Service of Remembrance at Western Dover Docks Railway
There have been times in my youth when events related to Remembrance have felt distant and impersonal, but this year the culmination of the 70th Battle of Britain year and the meeting of individuals, whose lives have been touched by tragedy, has made services such as this personal and emotional.
In Etaples in June the WW1 Memorial reminded me of my father's experiences, and then meeting Muhinda Singh in August at the 70th Anniversary celebrations of the Battle of Britain, combined to stir up deep thoughts.
As we gathered today to weep and to mourn and to remember, we represent those who can no longer attend.
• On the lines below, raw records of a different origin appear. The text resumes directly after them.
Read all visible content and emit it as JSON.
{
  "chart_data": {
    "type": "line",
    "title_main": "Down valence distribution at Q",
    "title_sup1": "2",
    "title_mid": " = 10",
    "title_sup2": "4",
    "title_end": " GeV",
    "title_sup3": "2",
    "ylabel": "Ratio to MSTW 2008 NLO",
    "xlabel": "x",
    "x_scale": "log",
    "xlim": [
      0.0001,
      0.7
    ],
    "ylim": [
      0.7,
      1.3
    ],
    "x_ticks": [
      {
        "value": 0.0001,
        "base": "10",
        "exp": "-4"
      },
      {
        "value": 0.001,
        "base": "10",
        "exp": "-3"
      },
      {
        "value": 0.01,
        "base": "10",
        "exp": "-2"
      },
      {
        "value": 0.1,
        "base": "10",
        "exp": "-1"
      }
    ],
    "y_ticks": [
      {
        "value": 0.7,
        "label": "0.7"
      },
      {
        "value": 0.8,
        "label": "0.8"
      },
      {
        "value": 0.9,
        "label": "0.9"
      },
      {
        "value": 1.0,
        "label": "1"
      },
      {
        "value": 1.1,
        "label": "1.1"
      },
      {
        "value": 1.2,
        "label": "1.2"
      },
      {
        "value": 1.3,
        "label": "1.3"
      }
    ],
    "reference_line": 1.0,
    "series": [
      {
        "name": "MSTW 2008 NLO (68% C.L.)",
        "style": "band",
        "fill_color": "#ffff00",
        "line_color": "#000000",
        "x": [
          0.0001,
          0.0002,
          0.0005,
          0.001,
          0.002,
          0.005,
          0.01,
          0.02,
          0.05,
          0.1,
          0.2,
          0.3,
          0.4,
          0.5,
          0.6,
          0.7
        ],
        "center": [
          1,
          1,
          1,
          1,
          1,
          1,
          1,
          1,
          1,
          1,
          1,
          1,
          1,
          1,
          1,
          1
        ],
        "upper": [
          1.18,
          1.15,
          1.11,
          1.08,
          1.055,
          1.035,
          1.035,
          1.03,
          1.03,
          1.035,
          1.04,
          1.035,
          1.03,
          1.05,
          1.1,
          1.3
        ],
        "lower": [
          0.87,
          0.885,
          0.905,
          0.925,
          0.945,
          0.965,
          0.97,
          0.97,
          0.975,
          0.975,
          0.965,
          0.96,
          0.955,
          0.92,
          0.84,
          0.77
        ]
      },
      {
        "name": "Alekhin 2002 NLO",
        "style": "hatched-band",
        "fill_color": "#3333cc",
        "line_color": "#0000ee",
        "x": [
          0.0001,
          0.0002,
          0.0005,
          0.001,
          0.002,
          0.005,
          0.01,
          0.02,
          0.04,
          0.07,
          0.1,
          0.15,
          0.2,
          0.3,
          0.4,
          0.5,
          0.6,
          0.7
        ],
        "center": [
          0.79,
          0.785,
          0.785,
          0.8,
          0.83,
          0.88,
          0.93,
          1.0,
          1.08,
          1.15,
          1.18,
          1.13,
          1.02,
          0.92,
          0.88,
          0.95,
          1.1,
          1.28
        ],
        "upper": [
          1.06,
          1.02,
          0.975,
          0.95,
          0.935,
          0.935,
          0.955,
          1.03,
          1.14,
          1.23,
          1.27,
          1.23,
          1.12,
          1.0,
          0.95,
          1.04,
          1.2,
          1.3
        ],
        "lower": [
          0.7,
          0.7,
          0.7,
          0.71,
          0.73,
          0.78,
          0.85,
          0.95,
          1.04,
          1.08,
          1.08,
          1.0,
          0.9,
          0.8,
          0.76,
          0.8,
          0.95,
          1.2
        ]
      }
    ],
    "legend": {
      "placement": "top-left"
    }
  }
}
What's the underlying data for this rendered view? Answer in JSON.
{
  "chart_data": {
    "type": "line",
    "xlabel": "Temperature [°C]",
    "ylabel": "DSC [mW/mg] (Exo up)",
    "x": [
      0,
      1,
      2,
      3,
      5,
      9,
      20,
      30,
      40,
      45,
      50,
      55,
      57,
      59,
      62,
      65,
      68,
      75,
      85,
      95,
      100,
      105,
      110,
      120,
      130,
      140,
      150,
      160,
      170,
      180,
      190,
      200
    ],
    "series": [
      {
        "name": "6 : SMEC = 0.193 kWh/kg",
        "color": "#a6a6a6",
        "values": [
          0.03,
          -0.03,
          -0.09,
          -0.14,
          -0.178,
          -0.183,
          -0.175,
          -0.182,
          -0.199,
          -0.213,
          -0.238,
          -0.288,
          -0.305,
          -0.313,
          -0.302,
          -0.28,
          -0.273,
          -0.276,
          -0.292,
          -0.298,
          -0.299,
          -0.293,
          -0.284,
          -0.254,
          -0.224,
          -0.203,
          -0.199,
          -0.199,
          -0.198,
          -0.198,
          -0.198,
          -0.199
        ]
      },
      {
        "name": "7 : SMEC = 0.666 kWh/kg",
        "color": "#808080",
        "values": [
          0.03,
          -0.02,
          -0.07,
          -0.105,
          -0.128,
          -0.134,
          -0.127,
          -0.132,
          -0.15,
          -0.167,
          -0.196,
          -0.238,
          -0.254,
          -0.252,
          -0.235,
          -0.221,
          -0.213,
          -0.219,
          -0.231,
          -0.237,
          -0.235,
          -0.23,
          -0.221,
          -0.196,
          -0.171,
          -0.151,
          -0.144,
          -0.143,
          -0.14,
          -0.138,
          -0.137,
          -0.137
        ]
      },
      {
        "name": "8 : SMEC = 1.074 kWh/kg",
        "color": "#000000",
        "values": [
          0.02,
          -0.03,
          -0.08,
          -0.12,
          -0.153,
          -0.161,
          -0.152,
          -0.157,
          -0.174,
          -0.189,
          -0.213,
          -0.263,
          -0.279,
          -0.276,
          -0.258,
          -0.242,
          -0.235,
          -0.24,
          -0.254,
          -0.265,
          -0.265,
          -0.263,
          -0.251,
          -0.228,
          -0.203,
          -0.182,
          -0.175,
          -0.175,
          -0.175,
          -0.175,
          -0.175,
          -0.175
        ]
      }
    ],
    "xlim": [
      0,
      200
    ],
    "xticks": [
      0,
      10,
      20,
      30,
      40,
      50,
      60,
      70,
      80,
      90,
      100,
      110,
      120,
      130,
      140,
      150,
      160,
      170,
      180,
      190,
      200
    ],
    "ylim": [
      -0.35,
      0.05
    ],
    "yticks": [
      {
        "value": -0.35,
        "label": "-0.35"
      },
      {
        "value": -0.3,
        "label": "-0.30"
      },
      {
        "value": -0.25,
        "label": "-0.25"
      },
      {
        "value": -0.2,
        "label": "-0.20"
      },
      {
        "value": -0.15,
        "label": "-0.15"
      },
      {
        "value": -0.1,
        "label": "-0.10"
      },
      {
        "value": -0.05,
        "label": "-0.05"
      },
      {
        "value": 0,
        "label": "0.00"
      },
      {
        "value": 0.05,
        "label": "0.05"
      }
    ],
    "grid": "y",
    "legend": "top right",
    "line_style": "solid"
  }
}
We don't know the people on the lists on the walls of memorials, but what we do today is remember that they were all mothers, brothers, sisters and family.
For years now the numbers of people who can actually remember has dwindled and remembrance has begun to be less raw and less like an open wound. In these first 10 years of the 21st Century, things have changed. As new wars have been fought, we have become involved and it has been made personal again.
The stunning memorial is rarely seen by anyone other than those attending this service, which is such a shame considering it has an emotional message to share.
Throughout the service I was reminded of the thousands of people passing through the Western Docks onto the continent in WW1. I also recalled the debt we owe to the millions of men who marched down Slope Road (now called Road of Remembrance) to the harbour in Folkestone. I pondered on the sacrifices made by the workers on trains and in dockyards.
Seeing our young people today with medals on, can only mean that they too have made sacrifices, seen the death of their friends and experienced the horrors of war. As a post war baby I grew up in a peaceful world and the mental pictures of stories told to me in my youth, grew dim.
Yesterday a Company of Gurkha Rifles returned to Shorncliffe Camp, but there were four soldiers missing, killed in action. This is no longer impersonal, and Remembrance Services will never be the same.